More than two years ago, Chicago banned smoking in public buildings as part of the Chicago Clean Indoor Air Ordinance. Why then were my eyes burning from heavy cigarette smoke while innocently sitting in my office yesterday? I wasn’t the only one working late. The neighboring tenant, a commercial cleaning company, had their lights on and their cigarettes lit up.
When the smoke-free ordinance passed, all the smokers in the Chicagoland area did not disappear. It merely shifted the location of their activities. Most building owners stopped worrying about environmental tobacco smoke (ETS), checking it off their list of concerns. However, without a dedicated area for smoking, people may chose a location convenient for them and inconvenient for other occupants.
A very prominent LEED certified building in Chicago has only one place to smoke outside: under a sheet metal awning. But wait, that’s not an awning… that’s the outdoor air intake! Although the building is smoke free, it isn’t really smoke free.
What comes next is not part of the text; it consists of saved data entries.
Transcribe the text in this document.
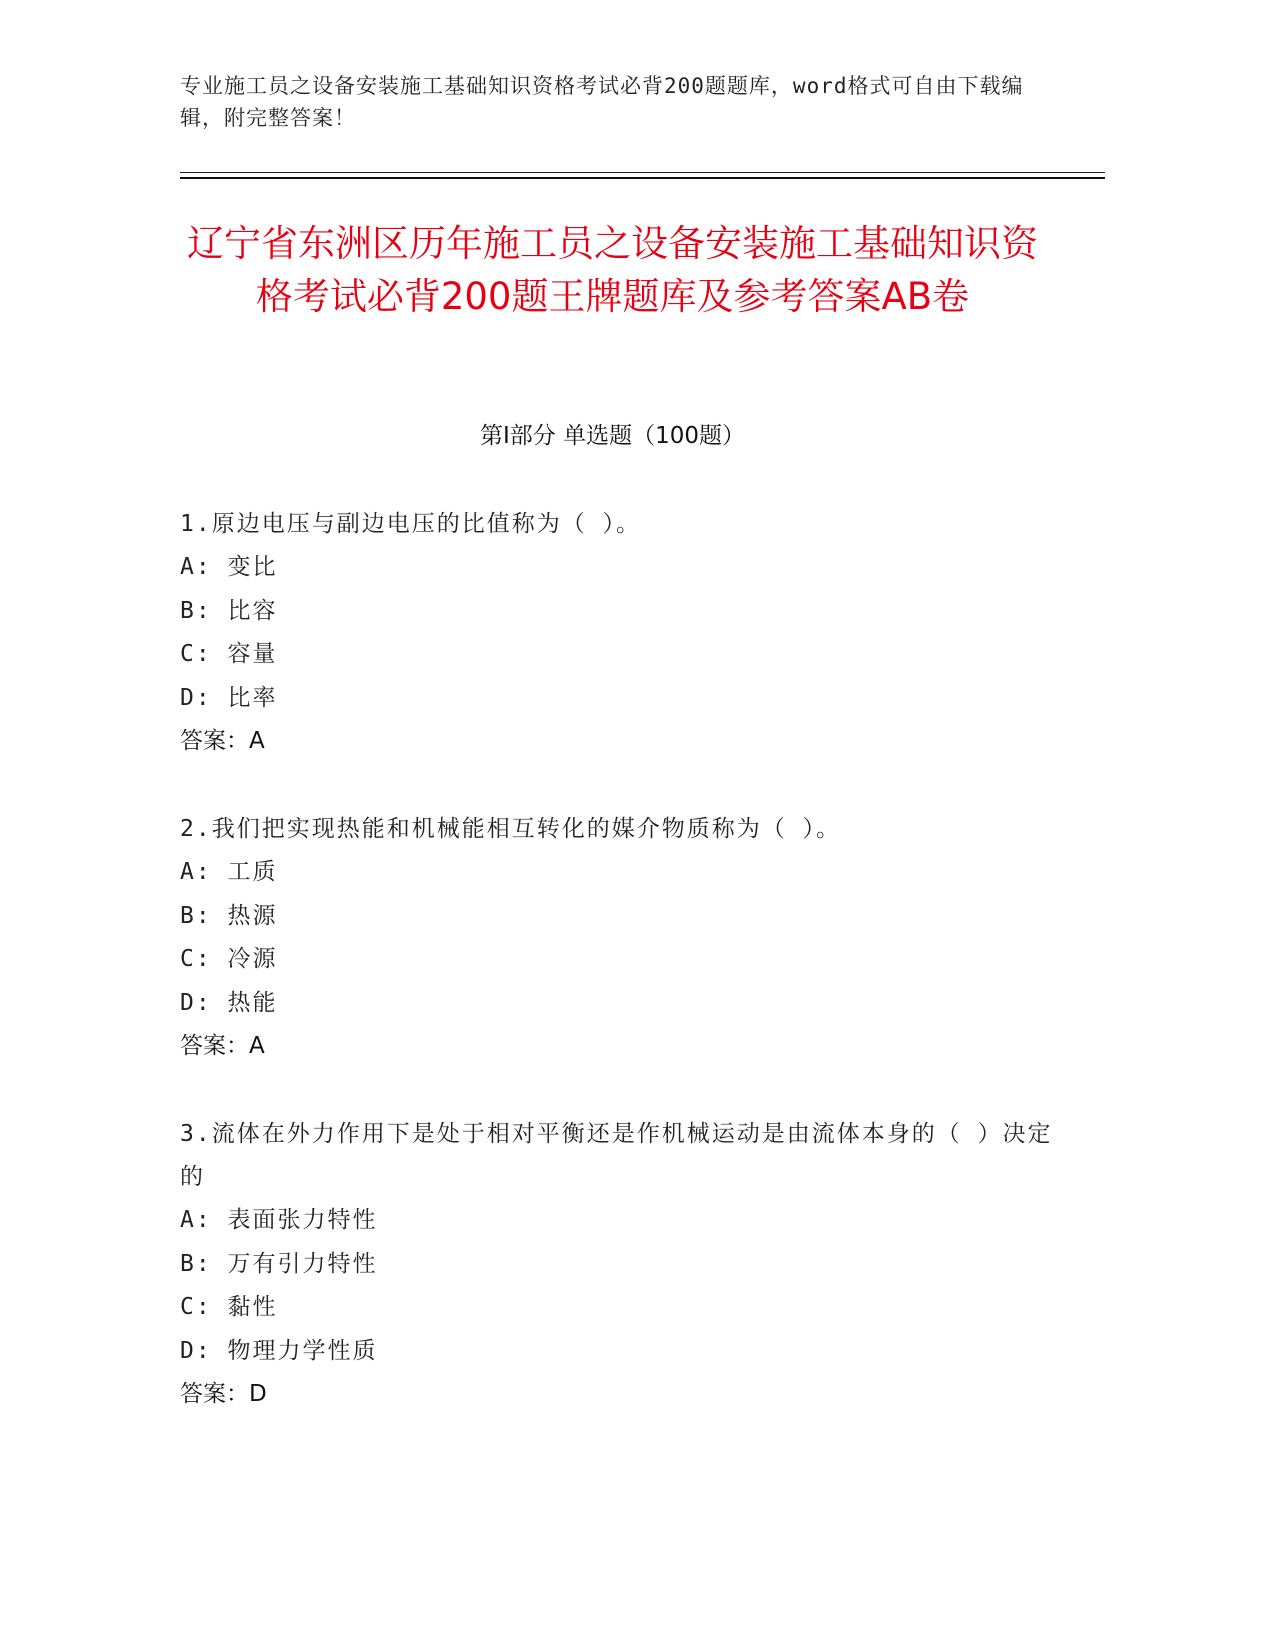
专业施工员之设备安装施工基础知识资格考试必背200题题库，word格式可自由下载编辑，附完整答案！
辽宁省东洲区历年施工员之设备安装施工基础知识资格考试必背200题王牌题库及参考答案AB卷
第Ⅰ部分 单选题（100题）
1.原边电压与副边电压的比值称为（ ）。
A: 变比
B: 比容
C: 容量
D: 比率
答案：A
2.我们把实现热能和机械能相互转化的媒介物质称为（ ）。
A: 工质
B: 热源
C: 冷源
D: 热能
答案：A
3.流体在外力作用下是处于相对平衡还是作机械运动是由流体本身的（ ）决定的
A: 表面张力特性
B: 万有引力特性
C: 黏性
D: 物理力学性质
答案：D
A common site during the cold winter months is smokers huddling close to the entrances of buildings. As people enter and exit the building, the doors often act like a piston pulling smoke into the lobby.
Here is my message to building owners: don’t badger tenants about the health risks of smoking and ETS. Create an attractive area outdoors, away from the building, where people can enjoy a smoke. They’ll be happy and their non-smoking coworkers will be happy too.
Until our building chooses to upgrade the patch of pavement out front where most smoking occurs, I’ll be sending more letters to the property manager.